In summary, the beyond-BACI sampling design allowed us to detect significant changes in species richness and community structure from before to after the occurrence of the Maule earthquake and concomitant tsunami. The disturbance seemed to have a localised effect on the community dynamics, at least, within the southern-central section of the earthquake rupture area. The spatially extensive analysis showed a high background variability in habitat physical properties and ecological communities, which, if not accounted for, could well confound the effect of the additional disturbances triggered by the earthquake and tsunami.
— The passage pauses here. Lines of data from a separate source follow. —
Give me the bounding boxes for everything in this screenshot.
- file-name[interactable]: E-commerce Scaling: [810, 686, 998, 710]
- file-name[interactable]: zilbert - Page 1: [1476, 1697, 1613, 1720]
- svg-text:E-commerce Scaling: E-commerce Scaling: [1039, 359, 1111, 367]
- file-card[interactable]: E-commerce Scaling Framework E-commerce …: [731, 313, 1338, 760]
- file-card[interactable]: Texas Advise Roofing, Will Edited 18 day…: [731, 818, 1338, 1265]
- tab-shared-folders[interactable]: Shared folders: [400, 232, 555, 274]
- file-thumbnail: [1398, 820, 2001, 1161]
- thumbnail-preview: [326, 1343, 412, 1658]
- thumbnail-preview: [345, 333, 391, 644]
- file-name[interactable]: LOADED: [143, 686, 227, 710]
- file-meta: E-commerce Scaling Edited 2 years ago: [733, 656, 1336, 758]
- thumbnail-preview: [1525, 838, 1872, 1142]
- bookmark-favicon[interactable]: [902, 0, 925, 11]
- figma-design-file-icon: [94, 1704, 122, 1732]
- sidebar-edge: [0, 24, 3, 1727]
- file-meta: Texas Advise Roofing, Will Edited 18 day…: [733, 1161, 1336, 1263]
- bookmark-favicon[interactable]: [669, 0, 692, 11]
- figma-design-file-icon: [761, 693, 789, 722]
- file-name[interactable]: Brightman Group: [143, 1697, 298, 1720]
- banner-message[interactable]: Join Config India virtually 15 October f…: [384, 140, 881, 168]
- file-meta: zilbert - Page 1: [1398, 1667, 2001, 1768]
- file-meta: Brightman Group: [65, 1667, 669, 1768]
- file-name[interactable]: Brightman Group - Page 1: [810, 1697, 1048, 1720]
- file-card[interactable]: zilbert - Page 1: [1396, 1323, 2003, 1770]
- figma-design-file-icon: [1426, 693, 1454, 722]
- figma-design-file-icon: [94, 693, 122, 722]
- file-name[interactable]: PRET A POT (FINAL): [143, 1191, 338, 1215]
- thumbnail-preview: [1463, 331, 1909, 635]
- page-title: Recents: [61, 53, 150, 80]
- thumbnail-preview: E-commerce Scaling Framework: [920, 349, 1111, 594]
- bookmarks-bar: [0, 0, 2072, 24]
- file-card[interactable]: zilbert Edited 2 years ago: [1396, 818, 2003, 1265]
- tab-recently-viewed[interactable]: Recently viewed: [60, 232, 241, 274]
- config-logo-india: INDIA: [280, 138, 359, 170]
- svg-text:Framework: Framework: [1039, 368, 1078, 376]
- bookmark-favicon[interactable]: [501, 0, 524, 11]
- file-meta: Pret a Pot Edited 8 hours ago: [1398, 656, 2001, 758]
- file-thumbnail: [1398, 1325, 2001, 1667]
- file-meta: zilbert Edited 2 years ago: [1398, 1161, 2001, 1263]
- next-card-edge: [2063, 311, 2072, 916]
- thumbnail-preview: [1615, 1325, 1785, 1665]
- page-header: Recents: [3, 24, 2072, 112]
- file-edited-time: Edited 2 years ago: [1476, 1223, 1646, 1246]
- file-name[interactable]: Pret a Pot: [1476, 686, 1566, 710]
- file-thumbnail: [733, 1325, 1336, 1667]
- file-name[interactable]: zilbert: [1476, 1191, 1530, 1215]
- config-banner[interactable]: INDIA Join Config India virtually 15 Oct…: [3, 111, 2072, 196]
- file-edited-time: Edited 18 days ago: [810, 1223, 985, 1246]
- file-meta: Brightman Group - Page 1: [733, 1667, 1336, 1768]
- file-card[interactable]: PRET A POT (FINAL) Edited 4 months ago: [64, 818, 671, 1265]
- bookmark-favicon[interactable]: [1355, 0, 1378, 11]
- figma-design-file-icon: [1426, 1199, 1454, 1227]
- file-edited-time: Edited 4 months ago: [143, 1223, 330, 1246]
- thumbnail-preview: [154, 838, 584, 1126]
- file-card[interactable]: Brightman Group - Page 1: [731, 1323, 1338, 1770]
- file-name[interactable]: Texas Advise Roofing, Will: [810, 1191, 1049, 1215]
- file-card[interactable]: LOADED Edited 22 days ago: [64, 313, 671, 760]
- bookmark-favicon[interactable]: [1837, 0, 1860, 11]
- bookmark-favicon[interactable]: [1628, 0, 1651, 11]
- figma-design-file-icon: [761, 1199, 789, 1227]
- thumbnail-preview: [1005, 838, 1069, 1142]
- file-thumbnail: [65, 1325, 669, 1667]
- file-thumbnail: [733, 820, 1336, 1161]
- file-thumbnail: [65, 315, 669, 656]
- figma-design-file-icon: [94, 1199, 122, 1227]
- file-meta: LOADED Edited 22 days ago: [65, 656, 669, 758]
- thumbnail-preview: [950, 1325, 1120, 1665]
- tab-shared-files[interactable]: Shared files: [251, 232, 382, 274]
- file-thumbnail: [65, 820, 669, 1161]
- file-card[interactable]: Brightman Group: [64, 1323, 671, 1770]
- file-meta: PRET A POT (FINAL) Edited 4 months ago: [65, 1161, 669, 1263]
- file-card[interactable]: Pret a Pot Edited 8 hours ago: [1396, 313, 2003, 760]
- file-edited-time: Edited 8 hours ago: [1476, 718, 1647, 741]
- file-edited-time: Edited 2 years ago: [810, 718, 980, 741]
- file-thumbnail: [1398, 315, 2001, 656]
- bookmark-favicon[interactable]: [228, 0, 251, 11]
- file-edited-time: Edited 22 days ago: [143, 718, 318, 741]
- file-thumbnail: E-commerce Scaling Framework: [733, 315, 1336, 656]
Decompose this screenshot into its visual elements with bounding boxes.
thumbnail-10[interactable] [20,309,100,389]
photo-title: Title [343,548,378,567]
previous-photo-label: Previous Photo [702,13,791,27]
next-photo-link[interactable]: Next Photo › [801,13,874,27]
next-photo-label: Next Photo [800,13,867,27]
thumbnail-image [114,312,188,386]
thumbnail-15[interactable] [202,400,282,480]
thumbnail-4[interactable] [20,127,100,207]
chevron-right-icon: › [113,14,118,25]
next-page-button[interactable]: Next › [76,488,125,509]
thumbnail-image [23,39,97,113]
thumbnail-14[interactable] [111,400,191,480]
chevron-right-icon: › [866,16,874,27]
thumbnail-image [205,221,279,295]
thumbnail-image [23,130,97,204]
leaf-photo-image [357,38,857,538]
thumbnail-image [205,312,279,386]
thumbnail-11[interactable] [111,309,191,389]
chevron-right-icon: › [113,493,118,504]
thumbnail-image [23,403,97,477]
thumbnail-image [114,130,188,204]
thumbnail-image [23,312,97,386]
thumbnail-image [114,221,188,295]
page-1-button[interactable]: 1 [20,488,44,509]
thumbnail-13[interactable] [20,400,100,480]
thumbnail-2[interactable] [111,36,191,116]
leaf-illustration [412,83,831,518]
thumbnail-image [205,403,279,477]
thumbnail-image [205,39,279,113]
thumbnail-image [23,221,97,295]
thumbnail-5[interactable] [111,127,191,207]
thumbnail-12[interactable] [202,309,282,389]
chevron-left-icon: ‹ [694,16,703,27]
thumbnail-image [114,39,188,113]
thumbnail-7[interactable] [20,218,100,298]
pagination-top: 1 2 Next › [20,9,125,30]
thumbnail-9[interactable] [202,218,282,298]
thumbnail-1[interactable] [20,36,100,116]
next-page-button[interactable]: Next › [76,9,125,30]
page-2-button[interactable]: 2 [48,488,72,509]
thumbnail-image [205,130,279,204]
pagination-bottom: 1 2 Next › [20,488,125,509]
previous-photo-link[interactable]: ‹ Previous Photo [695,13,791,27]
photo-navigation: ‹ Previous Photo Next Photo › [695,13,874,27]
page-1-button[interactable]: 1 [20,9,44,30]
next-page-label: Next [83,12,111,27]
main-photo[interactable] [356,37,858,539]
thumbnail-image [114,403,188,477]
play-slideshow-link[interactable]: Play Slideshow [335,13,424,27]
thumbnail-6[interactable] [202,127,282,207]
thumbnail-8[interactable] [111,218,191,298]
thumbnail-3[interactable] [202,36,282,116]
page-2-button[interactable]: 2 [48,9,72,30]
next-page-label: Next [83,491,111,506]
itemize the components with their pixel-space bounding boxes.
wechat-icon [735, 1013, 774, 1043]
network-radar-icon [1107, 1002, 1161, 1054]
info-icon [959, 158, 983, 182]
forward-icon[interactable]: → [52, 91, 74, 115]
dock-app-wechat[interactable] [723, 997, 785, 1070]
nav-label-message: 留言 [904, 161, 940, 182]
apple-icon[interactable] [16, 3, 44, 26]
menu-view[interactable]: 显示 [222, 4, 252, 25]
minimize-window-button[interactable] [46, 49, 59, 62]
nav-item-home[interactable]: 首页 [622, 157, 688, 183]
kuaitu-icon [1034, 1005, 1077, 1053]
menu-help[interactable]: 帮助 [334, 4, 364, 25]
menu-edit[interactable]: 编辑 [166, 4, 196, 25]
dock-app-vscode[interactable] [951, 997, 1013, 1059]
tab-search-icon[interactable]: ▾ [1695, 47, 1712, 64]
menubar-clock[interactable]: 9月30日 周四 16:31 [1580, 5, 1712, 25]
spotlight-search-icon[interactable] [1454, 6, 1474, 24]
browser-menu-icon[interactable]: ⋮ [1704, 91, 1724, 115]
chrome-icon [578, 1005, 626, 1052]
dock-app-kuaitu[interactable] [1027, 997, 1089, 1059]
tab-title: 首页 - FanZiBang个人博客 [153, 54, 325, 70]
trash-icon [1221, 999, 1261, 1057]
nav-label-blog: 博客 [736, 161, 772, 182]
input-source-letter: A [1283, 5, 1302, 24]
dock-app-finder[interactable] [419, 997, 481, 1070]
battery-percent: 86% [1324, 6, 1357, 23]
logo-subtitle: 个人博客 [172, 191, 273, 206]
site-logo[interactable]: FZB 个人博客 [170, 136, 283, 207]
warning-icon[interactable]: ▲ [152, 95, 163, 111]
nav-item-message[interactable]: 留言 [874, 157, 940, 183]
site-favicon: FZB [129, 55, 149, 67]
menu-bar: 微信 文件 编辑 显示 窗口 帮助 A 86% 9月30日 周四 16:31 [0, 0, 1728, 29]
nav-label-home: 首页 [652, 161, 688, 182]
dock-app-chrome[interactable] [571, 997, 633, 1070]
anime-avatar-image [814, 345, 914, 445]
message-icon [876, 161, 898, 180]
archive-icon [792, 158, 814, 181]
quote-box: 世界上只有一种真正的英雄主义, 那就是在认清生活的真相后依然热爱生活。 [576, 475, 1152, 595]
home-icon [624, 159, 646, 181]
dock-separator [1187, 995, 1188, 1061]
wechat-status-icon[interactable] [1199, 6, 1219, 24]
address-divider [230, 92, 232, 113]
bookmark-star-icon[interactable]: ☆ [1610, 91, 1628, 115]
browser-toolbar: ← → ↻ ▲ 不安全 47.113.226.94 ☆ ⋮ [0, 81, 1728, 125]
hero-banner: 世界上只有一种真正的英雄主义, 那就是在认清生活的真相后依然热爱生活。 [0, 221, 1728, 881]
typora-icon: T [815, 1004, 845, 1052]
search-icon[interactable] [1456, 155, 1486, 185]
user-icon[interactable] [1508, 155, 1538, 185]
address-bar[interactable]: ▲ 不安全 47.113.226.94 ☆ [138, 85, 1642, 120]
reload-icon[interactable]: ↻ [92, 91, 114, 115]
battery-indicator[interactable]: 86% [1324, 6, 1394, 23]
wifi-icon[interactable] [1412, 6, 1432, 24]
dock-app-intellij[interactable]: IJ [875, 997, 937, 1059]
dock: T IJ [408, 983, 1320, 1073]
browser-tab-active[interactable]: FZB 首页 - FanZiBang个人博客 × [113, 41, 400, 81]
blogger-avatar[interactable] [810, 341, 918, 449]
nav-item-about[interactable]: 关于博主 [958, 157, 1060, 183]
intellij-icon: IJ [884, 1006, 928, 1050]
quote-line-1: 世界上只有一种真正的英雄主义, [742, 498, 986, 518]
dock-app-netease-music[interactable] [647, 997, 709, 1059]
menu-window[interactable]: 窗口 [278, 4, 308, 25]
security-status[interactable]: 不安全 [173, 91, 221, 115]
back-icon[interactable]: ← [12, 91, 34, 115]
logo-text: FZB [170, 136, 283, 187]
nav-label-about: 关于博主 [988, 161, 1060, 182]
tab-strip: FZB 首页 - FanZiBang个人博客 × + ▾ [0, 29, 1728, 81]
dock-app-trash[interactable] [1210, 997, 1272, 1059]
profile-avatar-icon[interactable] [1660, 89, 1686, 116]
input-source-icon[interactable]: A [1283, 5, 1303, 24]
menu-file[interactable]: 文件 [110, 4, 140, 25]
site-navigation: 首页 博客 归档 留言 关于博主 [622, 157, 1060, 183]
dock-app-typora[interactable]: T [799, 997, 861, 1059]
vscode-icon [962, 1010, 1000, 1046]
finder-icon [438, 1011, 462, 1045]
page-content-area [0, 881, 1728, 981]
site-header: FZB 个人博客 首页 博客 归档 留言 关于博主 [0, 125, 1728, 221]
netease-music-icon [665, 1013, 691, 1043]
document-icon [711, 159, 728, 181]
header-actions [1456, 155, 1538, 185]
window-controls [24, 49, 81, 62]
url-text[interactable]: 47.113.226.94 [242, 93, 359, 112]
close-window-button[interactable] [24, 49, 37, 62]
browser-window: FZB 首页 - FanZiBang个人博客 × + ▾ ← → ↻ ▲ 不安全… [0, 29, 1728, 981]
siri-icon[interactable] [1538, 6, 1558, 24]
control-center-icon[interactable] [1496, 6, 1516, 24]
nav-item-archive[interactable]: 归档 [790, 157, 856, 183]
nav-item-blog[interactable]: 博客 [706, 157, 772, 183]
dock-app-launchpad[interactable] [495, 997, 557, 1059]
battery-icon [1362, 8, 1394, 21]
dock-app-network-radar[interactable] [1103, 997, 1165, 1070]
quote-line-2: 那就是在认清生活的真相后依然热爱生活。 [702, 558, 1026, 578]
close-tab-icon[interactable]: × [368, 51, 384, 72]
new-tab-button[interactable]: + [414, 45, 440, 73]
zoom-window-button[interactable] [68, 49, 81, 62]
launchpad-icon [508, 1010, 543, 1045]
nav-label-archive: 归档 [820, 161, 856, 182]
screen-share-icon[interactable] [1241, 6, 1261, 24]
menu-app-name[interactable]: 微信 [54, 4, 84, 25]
Hopefully, our analyses will stimulate further experimental research on the effects of individual- and population-level properties on the response of sandy beach communities to interacting sources of disturbances. Untangling the effects of different kind of disturbances on community dynamics is essential to develop predictive models of community stability in the face of global-scale environmental changes.
Supporting Information
Acknowledgments
We thank P. Antileo, E. Barría, M.J. Frugone, and H. Müller for their help in the collection of samples along the central Chilean coast. Ross Coleman, Islay Marsden, Hans-Uwe Dahms, and two anonymous reviewers provided valuable comments on early versions of this manuscript.
Data Availability
All relevant data are within the paper and its Supporting Information files.
Funding Statement
This study was funded by Fondo Nacional de Desarrollo Científico y Tecnológico FONDECYT #3100145 and Dirección de Investigación y Desarrollo DID-UACH S-2014-29 grants to R.D. Sepúlveda, and supported by Programa de Mejoramiento de la Calidad y Equidad de la Educación Superior MECESUP #0805, FONDECYT #1141037, and DID-UACH S-2013-03 grants to N. Valdivia. The funders had no role in study design, data collection and analysis, decision to publish, or preparation of the manuscript.